Find the digits immediately on the left and right of $(\sqrt 11 + \sqrt 10)^{2002}$.

Question

What digits are immediately on the left and right of the decimal point in $(\sqrt 11 + \sqrt 10)^{2002}$?

attempt: I have tried to use the binomial theorem as follows.

$(\sqrt 11 + \sqrt 10)^{2002}$ = $\Sigma_{k=0}^{2002}$$2002 \choose k$$(\sqrt(11))^k (\sqrt(10))^{2002 - k}$. And then expanding $2002 \choose 0 $$(\sqrt(11))^0((\sqrt10))^{2002} + ....+$$2002 \choose 2002 $$(\sqrt(11))^{2002}((\sqrt10))^{0} $.

I am not really sure how to proceed or approach this problem.

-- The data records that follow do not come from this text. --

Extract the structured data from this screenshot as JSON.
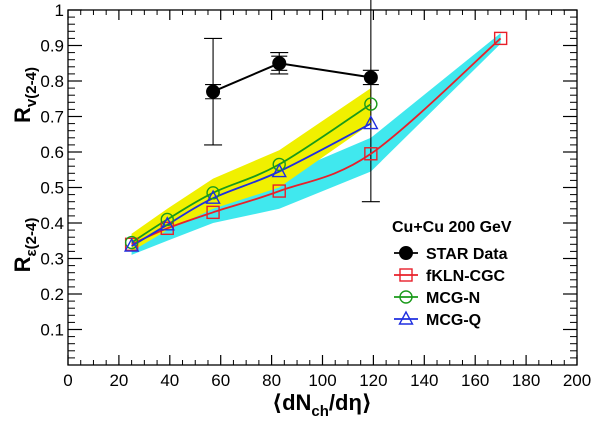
{
  "chart_data": {
    "type": "line",
    "xlabel_parts": {
      "open": "⟨",
      "main": "dN",
      "sub": "ch",
      "rest": "/dη",
      "close": "⟩"
    },
    "ylabel_top": {
      "main": "R",
      "sub": "v(2-4)"
    },
    "ylabel_bottom": {
      "main": "R",
      "sub": "ε(2-4)"
    },
    "xlim": [
      0,
      200
    ],
    "ylim": [
      0,
      1
    ],
    "x_ticks": [
      0,
      20,
      40,
      60,
      80,
      100,
      120,
      140,
      160,
      180,
      200
    ],
    "y_ticks": [
      0.1,
      0.2,
      0.3,
      0.4,
      0.5,
      0.6,
      0.7,
      0.8,
      0.9,
      1.0
    ],
    "x_tick_labels": [
      "0",
      "20",
      "40",
      "60",
      "80",
      "100",
      "120",
      "140",
      "160",
      "180",
      "200"
    ],
    "y_tick_labels": [
      "0.1",
      "0.2",
      "0.3",
      "0.4",
      "0.5",
      "0.6",
      "0.7",
      "0.8",
      "0.9",
      "1"
    ],
    "grid": false,
    "legend": {
      "title": "Cu+Cu 200 GeV",
      "placement": "lower-right",
      "entries": [
        "STAR Data",
        "fKLN-CGC",
        "MCG-N",
        "MCG-Q"
      ]
    },
    "series": [
      {
        "name": "STAR Data",
        "color": "#000000",
        "marker": "filled-circle",
        "x": [
          57,
          83,
          119
        ],
        "y": [
          0.77,
          0.85,
          0.81
        ],
        "err_low": [
          0.15,
          0.03,
          0.35
        ],
        "err_high": [
          0.15,
          0.03,
          0.35
        ],
        "inner_err": [
          0.02,
          0.02,
          0.02
        ]
      },
      {
        "name": "fKLN-CGC",
        "color": "#e8202a",
        "marker": "open-square",
        "x": [
          25,
          39,
          57,
          83,
          119,
          170
        ],
        "y": [
          0.34,
          0.385,
          0.43,
          0.49,
          0.595,
          0.92
        ],
        "band_color": "#40e8ee",
        "band_low": [
          0.31,
          0.35,
          0.4,
          0.44,
          0.545,
          0.905
        ],
        "band_high": [
          0.37,
          0.42,
          0.47,
          0.53,
          0.64,
          0.935
        ]
      },
      {
        "name": "MCG-N",
        "color": "#1a9a1a",
        "marker": "open-circle",
        "x": [
          25,
          39,
          57,
          83,
          119
        ],
        "y": [
          0.345,
          0.41,
          0.485,
          0.565,
          0.735
        ],
        "band_color": "#f0f000",
        "band_low": [
          0.32,
          0.38,
          0.44,
          0.5,
          0.68
        ],
        "band_high": [
          0.37,
          0.44,
          0.525,
          0.605,
          0.78
        ]
      },
      {
        "name": "MCG-Q",
        "color": "#1f2fe0",
        "marker": "open-triangle",
        "x": [
          25,
          39,
          57,
          83,
          119
        ],
        "y": [
          0.335,
          0.395,
          0.47,
          0.545,
          0.68
        ]
      }
    ]
  }
}
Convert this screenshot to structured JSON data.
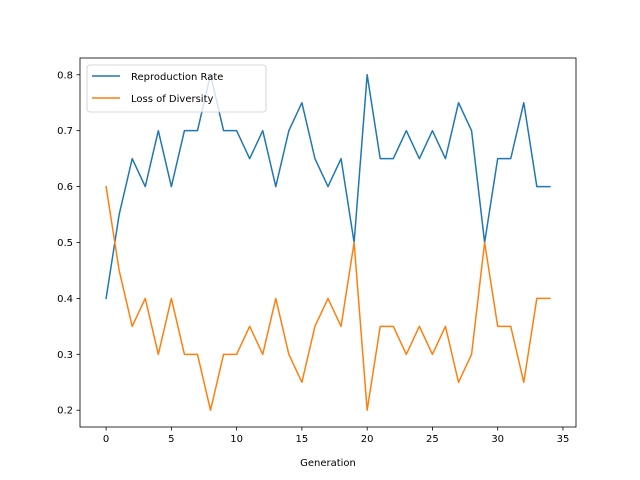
{
  "chart_data": {
    "type": "line",
    "xlabel": "Generation",
    "ylabel": "",
    "title": "",
    "xlim": [
      -2,
      36
    ],
    "ylim": [
      0.17,
      0.83
    ],
    "xticks": [
      0,
      5,
      10,
      15,
      20,
      25,
      30,
      35
    ],
    "yticks": [
      0.2,
      0.3,
      0.4,
      0.5,
      0.6,
      0.7,
      0.8
    ],
    "grid": false,
    "legend_position": "top-left",
    "x": [
      0,
      1,
      2,
      3,
      4,
      5,
      6,
      7,
      8,
      9,
      10,
      11,
      12,
      13,
      14,
      15,
      16,
      17,
      18,
      19,
      20,
      21,
      22,
      23,
      24,
      25,
      26,
      27,
      28,
      29,
      30,
      31,
      32,
      33,
      34
    ],
    "series": [
      {
        "name": "Reproduction Rate",
        "color": "#1f77b4",
        "values": [
          0.4,
          0.55,
          0.65,
          0.6,
          0.7,
          0.6,
          0.7,
          0.7,
          0.8,
          0.7,
          0.7,
          0.65,
          0.7,
          0.6,
          0.7,
          0.75,
          0.65,
          0.6,
          0.65,
          0.5,
          0.8,
          0.65,
          0.65,
          0.7,
          0.65,
          0.7,
          0.65,
          0.75,
          0.7,
          0.5,
          0.65,
          0.65,
          0.75,
          0.6,
          0.6
        ]
      },
      {
        "name": "Loss of Diversity",
        "color": "#ff7f0e",
        "values": [
          0.6,
          0.45,
          0.35,
          0.4,
          0.3,
          0.4,
          0.3,
          0.3,
          0.2,
          0.3,
          0.3,
          0.35,
          0.3,
          0.4,
          0.3,
          0.25,
          0.35,
          0.4,
          0.35,
          0.5,
          0.2,
          0.35,
          0.35,
          0.3,
          0.35,
          0.3,
          0.35,
          0.25,
          0.3,
          0.5,
          0.35,
          0.35,
          0.25,
          0.4,
          0.4
        ]
      }
    ]
  }
}
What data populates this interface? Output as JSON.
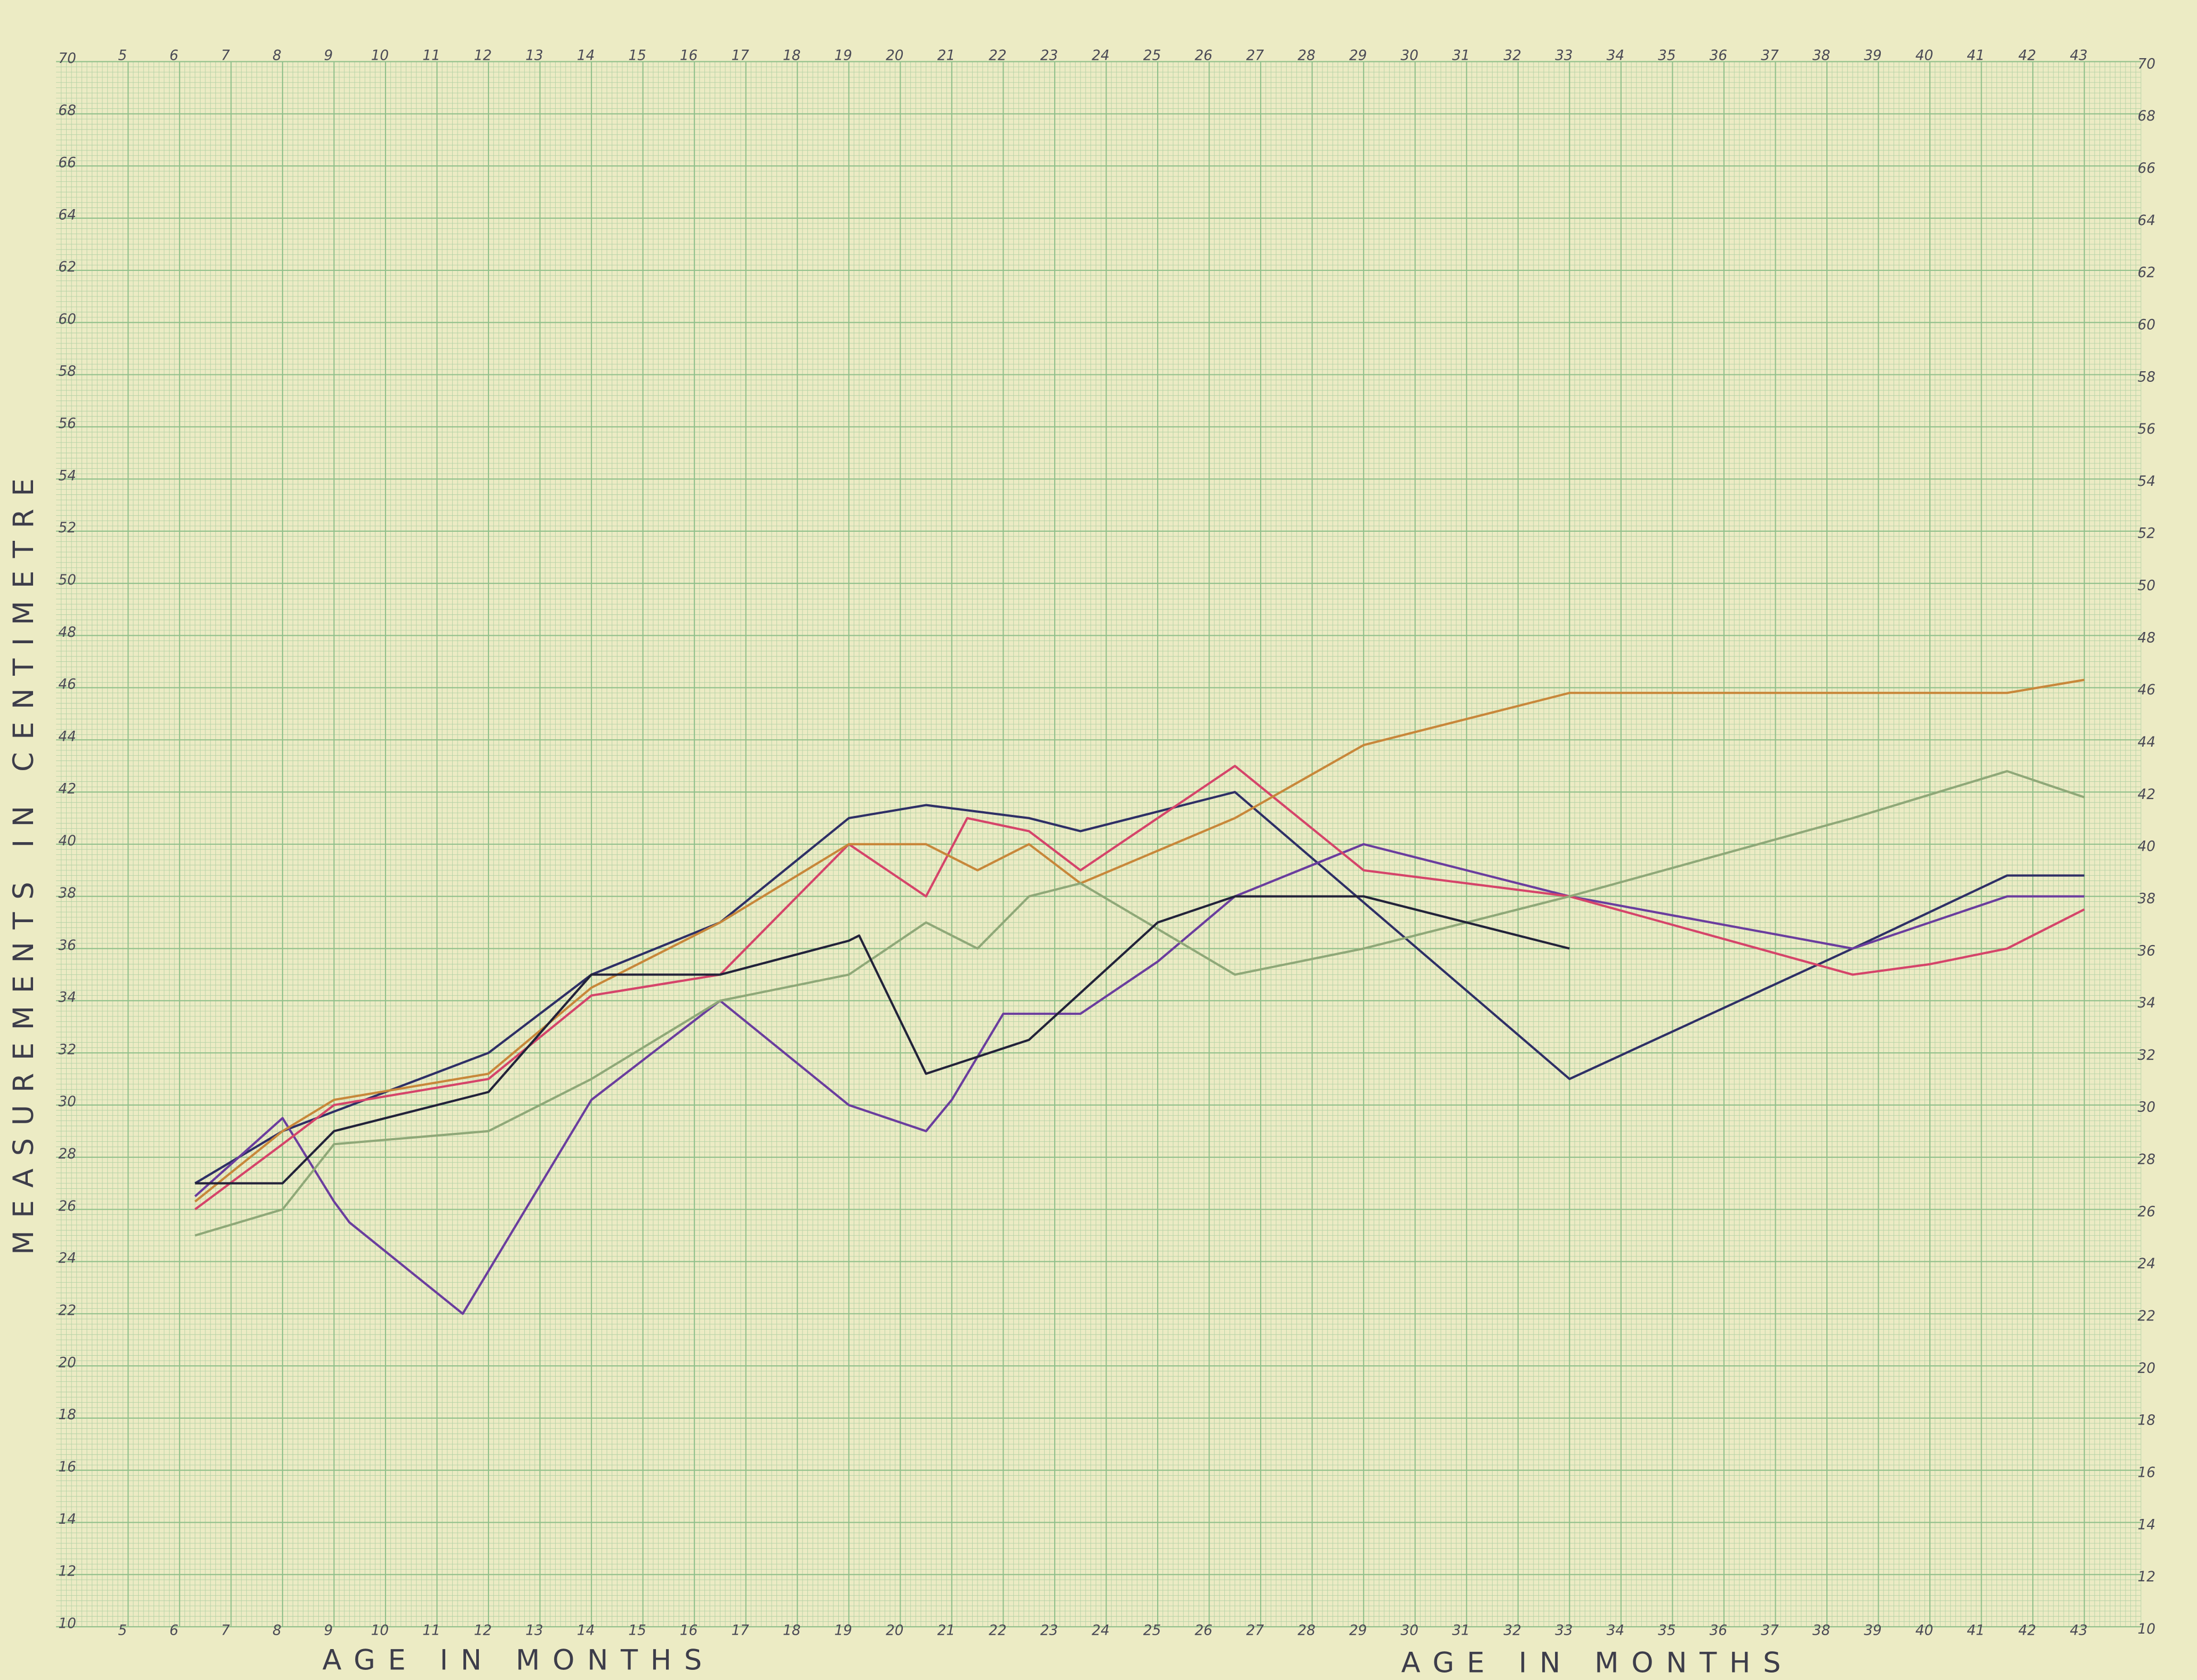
{
  "chart_data": {
    "type": "line",
    "ylabel": "MEASUREMENTS IN CENTIMETRE",
    "xlabel": "AGE IN MONTHS",
    "xlim": [
      3.6,
      44.1
    ],
    "xticks": [
      5,
      6,
      7,
      8,
      9,
      10,
      11,
      12,
      13,
      14,
      15,
      16,
      17,
      18,
      19,
      20,
      21,
      22,
      23,
      24,
      25,
      26,
      27,
      28,
      29,
      30,
      31,
      32,
      33,
      34,
      35,
      36,
      37,
      38,
      39,
      40,
      41,
      42,
      43
    ],
    "ylim": [
      10,
      70
    ],
    "yticks": [
      10,
      12,
      14,
      16,
      18,
      20,
      22,
      24,
      26,
      28,
      30,
      32,
      34,
      36,
      38,
      40,
      42,
      44,
      46,
      48,
      50,
      52,
      54,
      56,
      58,
      60,
      62,
      64,
      66,
      68,
      70
    ],
    "grid": true,
    "series": [
      {
        "color": "#2e2f66",
        "x": [
          6.3,
          8,
          12,
          14,
          16.5,
          19,
          20.5,
          22.5,
          23.5,
          26.5,
          33,
          38.5,
          41.5,
          43
        ],
        "values": [
          27,
          29,
          32,
          35,
          37,
          41,
          41.5,
          41,
          40.5,
          42,
          31,
          36,
          38.8,
          38.8
        ]
      },
      {
        "color": "#6a3d9e",
        "x": [
          6.3,
          8,
          9,
          9.3,
          11.5,
          14,
          16.5,
          18,
          19,
          20.2,
          20.5,
          21,
          22,
          23.5,
          25,
          26.5,
          29,
          33,
          38.5,
          41.5,
          43
        ],
        "values": [
          26.5,
          29.5,
          26.3,
          25.5,
          22,
          30.2,
          34,
          31.6,
          30,
          29.2,
          29,
          30.2,
          33.5,
          33.5,
          35.5,
          38,
          40,
          38,
          36,
          38,
          38
        ]
      },
      {
        "color": "#d5446a",
        "x": [
          6.3,
          8,
          9,
          12,
          14,
          16.5,
          19,
          20.5,
          21.3,
          22.5,
          23.5,
          26.5,
          29,
          33,
          38.5,
          40,
          41.5,
          43
        ],
        "values": [
          26,
          28.5,
          30,
          31,
          34.2,
          35,
          40,
          38,
          41,
          40.5,
          39,
          43,
          39,
          38,
          35,
          35.4,
          36,
          37.5
        ]
      },
      {
        "color": "#c8873a",
        "x": [
          6.3,
          8,
          9,
          12,
          14,
          16.5,
          19,
          20.5,
          21.5,
          22.5,
          23.5,
          26.5,
          29,
          33,
          41.5,
          43
        ],
        "values": [
          26.3,
          29,
          30.2,
          31.2,
          34.5,
          37,
          40,
          40,
          39,
          40,
          38.5,
          41,
          43.8,
          45.8,
          45.8,
          46.3
        ]
      },
      {
        "color": "#8fa878",
        "x": [
          6.3,
          8,
          9,
          12,
          14,
          16.5,
          19,
          20.5,
          21.5,
          22.5,
          23.5,
          26.5,
          29,
          33,
          38.5,
          41.5,
          43
        ],
        "values": [
          25,
          26,
          28.5,
          29,
          31,
          34,
          35,
          37,
          36,
          38,
          38.5,
          35,
          36,
          38,
          41,
          42.8,
          41.8
        ]
      },
      {
        "color": "#22223a",
        "x": [
          6.3,
          8,
          9,
          12,
          14,
          16.5,
          19,
          19.2,
          20.5,
          22.5,
          25,
          26.5,
          29,
          33
        ],
        "values": [
          27,
          27,
          29,
          30.5,
          35,
          35,
          36.3,
          36.5,
          31.2,
          32.5,
          37,
          38,
          38,
          36
        ]
      }
    ]
  }
}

If someone could help , that would really help. Thank you!

Answer 1

We are only interested in the last digit before the decimal and first after.

$(\sqrt {11}+\sqrt {10})^{2002}=$

$\sum ({2002\choose j}\sqrt {11}^j\sqrt {10}^{2002-j}=a_j )$

If $j $ is even $j <2002$ then $a_j $ is a multiple of $10$ and the last and first digit by the decimal point are zero.

If $j = 2002$ then $a_{2002}=11^{1001} $ and the last digit is $1$, and the first number after the decimal point is $0$.

So we are only concerned with $j $ odd.
But note $(\sqrt {11}-\sqrt {10})^{2002}=\sum (-1)^{j}a_j $. Also $ (\sqrt {11}-\sqrt {10}) < 1/2$ so $ (\sqrt {11}-\sqrt {10})^{2002} < 1/2^{2002} $ so the first few hundred digits past the decimal point will be $0$s.

So $\sum a_j =\sum_{j\text { even}} 2 a_j - \sum (-1)^ja_j $. $\sum a_j =\sum_{j\text { even}} a_j$ has last digit of $1$ as we said above, so $\sum a_j =\sum_{j\text { even}} 2 a_j$ will have last digit of $2$. And $\sum a_j =\sum_{j\text { even}} 2 a_j - \sum (-1)^ja_j$ will therefore have last digit of $1$ and the first several hundred digits past the decimal points all $9$s.